Dexmedetomidine is an α2-agonist that is widely used in clinical practice.42 Studies show that dexmedetomidine has anti-inflammatory actions,43 but the underlying mechanisms have not been fully described. In a rat model of cerebral ischemia, dexmedetomidine decreased blood catecholamine content and decreased sympathetic nerve activity.44 Dexmedetomidine inhibits systemic inflammatory responses and improves survival in a rat model of septic shock,45 and also has anti-inflammatory effects in a rat model of spinal cord injury.46 In clinical patients, dexmedetomidine markedly reduces the expression of pro-inflammatory cytokines, such as IL-1β, TNF-α, and IL-6.47 In a rat model of POCD, dexmedetomidine protects aged rats from cognitive dysfunction by decreasing hippocampal inflammation.48 In our study, we did not measure levels of inflammatory factors, but nevertheless our data showed that dexmedetomidine significantly alleviated LPS-induced neurite outgrowth and defects in synaptic transmission. Also, currently in this paper, we only used primary cultured hippocampal neurons to observe the effect, and an animal model should be applied to further evaluate of the role of dexmedetomidine in POCD and the detailed mechanism should be investigated.
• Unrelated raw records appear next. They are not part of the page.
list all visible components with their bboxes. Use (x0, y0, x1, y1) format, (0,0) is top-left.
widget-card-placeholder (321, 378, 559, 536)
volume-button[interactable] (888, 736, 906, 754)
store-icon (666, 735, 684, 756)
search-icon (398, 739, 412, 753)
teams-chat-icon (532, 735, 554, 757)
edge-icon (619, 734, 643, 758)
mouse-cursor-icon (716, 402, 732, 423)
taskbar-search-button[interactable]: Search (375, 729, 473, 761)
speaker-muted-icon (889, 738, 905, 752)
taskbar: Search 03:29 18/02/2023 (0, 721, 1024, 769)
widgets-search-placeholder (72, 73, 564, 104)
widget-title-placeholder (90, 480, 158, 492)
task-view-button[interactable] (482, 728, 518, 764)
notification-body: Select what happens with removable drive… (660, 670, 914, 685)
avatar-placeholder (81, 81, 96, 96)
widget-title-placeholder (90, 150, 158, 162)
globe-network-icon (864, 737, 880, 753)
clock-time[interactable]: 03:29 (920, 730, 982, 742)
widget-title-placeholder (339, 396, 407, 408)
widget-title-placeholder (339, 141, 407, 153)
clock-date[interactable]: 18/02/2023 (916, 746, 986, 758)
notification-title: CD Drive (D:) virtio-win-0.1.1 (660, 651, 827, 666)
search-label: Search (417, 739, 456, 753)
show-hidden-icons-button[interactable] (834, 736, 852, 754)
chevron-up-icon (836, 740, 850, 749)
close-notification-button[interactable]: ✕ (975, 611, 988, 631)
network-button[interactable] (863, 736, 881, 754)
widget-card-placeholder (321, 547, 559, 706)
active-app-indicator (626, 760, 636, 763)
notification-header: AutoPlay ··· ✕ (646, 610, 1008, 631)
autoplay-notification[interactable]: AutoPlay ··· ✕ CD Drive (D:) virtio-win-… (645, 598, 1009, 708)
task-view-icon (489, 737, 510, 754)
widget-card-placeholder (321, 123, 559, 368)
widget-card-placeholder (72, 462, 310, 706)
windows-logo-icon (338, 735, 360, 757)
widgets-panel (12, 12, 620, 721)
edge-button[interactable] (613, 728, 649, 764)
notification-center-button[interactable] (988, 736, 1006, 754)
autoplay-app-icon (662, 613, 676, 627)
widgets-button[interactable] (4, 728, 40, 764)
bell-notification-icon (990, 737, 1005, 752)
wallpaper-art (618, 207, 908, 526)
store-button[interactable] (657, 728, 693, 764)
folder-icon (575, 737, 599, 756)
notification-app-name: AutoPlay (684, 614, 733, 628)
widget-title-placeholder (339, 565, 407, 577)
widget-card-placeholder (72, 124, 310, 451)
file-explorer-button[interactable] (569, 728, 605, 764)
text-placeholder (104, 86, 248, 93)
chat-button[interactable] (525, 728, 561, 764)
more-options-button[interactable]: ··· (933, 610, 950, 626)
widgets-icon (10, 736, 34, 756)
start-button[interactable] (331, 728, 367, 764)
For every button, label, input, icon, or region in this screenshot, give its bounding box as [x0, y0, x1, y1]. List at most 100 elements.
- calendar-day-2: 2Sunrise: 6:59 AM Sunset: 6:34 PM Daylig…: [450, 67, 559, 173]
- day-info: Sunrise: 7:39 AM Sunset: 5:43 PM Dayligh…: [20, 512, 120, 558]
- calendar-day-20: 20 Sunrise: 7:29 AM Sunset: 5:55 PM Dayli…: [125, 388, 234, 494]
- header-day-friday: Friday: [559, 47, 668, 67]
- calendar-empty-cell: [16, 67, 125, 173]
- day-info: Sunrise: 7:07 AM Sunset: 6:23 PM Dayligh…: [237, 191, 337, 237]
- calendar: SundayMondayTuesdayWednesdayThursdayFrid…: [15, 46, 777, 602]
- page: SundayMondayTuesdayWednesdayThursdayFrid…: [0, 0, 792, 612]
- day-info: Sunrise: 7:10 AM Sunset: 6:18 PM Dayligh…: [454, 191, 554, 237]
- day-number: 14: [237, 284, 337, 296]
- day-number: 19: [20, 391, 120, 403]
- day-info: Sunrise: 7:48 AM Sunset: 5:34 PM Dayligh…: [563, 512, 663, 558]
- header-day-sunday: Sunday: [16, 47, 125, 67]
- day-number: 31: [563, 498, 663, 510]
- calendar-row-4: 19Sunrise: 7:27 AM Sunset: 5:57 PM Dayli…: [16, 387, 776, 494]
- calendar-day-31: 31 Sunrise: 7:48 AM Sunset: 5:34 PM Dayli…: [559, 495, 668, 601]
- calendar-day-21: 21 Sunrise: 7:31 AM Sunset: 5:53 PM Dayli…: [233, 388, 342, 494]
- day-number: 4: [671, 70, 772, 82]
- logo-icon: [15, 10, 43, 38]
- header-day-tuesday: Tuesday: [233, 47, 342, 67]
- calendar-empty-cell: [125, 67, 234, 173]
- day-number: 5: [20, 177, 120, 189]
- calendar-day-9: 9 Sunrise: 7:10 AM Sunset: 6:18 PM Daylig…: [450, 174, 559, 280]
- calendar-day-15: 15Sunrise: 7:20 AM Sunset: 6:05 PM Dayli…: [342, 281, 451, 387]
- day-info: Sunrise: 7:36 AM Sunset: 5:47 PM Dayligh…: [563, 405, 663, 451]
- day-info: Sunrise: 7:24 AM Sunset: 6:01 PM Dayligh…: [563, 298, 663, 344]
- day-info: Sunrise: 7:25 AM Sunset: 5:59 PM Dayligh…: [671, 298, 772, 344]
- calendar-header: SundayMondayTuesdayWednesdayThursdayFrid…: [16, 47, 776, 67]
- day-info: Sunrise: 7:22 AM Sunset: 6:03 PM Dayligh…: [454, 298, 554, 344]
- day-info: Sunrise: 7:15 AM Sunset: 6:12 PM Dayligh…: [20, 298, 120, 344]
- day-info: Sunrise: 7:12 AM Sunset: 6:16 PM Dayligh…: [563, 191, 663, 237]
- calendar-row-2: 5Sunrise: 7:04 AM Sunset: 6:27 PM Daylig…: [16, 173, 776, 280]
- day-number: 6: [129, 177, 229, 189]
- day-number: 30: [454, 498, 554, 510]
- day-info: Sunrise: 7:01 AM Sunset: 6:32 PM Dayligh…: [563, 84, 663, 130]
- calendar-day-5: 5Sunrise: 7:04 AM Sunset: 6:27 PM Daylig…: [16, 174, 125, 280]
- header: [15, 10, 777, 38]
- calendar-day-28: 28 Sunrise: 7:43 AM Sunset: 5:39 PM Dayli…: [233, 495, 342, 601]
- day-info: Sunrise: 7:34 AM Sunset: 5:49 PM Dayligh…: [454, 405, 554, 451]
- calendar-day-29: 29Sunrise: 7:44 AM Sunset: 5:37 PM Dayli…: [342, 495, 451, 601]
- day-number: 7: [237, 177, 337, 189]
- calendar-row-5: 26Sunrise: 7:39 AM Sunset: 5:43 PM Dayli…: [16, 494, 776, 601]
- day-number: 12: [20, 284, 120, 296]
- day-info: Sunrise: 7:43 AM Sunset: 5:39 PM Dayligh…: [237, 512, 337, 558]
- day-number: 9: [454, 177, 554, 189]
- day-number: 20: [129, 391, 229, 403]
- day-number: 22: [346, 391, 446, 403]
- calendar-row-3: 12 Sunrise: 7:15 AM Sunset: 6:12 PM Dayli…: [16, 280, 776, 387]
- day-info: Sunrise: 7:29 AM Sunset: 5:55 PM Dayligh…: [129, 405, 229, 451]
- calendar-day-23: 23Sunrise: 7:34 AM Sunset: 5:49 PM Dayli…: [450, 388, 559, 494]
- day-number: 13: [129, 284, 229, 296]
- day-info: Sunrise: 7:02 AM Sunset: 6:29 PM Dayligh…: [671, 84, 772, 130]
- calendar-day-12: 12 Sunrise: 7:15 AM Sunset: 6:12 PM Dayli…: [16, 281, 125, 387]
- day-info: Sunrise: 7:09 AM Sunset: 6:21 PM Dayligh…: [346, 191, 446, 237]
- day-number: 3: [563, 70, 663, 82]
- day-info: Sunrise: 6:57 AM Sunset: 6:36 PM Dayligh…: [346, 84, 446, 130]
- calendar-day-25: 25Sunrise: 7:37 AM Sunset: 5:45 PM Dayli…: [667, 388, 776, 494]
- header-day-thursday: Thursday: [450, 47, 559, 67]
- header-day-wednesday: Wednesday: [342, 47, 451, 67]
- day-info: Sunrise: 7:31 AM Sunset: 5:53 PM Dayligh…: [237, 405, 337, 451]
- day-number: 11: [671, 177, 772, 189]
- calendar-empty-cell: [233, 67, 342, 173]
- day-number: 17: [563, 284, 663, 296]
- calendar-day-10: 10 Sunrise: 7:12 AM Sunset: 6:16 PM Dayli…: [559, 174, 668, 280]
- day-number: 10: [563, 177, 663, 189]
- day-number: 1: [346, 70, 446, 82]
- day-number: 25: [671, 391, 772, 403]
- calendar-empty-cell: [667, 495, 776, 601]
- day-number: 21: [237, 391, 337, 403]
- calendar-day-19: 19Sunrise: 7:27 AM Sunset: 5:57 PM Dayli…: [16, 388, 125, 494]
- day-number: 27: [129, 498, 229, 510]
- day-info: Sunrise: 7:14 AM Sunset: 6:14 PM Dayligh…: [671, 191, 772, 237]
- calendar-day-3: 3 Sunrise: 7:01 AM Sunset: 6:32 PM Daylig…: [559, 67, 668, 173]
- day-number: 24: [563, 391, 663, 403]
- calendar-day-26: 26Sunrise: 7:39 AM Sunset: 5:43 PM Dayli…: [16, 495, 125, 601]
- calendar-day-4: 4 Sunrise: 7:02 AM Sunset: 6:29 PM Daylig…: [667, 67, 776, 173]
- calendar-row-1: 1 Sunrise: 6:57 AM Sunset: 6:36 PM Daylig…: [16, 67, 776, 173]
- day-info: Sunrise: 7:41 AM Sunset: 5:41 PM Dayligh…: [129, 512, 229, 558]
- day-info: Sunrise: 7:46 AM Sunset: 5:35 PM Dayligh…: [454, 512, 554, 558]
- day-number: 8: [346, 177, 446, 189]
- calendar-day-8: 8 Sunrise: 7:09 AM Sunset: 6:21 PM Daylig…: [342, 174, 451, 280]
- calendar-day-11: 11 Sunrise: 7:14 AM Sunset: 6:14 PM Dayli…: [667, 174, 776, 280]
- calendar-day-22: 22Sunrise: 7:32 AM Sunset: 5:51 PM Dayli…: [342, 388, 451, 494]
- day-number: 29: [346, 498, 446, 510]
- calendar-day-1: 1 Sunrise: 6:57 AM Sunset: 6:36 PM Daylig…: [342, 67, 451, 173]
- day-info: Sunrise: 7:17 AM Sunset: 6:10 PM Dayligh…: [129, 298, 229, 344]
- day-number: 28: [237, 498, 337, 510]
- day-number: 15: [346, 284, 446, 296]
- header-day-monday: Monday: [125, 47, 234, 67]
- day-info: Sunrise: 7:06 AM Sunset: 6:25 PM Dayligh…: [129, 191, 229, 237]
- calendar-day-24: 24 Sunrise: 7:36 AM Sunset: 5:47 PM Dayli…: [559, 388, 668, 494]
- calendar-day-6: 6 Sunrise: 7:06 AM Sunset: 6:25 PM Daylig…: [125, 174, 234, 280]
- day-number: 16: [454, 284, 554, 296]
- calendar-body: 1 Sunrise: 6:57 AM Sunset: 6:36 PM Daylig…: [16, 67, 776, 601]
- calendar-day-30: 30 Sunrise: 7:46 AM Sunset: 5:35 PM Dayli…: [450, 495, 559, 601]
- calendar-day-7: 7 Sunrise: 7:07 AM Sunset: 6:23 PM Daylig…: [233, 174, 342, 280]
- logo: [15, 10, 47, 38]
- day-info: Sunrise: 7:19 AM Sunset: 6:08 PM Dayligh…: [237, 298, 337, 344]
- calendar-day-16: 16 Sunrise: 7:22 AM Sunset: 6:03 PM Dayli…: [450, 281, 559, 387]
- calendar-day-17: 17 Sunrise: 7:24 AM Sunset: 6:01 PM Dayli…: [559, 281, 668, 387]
The PI3K/AKT pathway is involved in cognitive function in POCD.49 Zhang et al discovered that ADAM2 activated the PI3K/AKT pathway to attenuate isoflurane-induced POCD50 and Zhou et al showed that dysfunction in gap junction communication during ischemia-reperfusion injury caused cognitive impairment via activation of the PI3K/AKT pathway.51 Furthermore, dexmedetomidine is reported to alleviate LPS-induced lung injury in Wistar rats via the Nrf2/Keap1 pathway.52 Whether or not dexmedetomidine functions via the Nrf2/Keap1 pathway in LPS-induced neuronal damage should be further clarified in our future study. Rui et al reported that miR-410 had neuroprotective effects against sevoflurane-induced cognitive dysfunction in rats via activation of the PI3K/AKT pathway.53 In the current study, LPS administration significantly suppressed activation of the AKT/GSK-3β/CRMP-2 pathway in cultured hippocampal neurons, and dexmedetomidine re-activated this pathway, rescuing neurite development and defects in synaptic transmission.

Conclusions

We demonstrated that LPS-induced inhibition of neuronal outgrowth and synaptic transmission dysfunction in hippocampal neurons was prevented by dexmedetomidine via the regulation of the PI3K/AKT/GSK-3β signaling pathway. This study provides a scientific basis for the clinical effects of dexmedetomidine, and could assist the clinical application of dexmedetomidine for the treatment of POCD.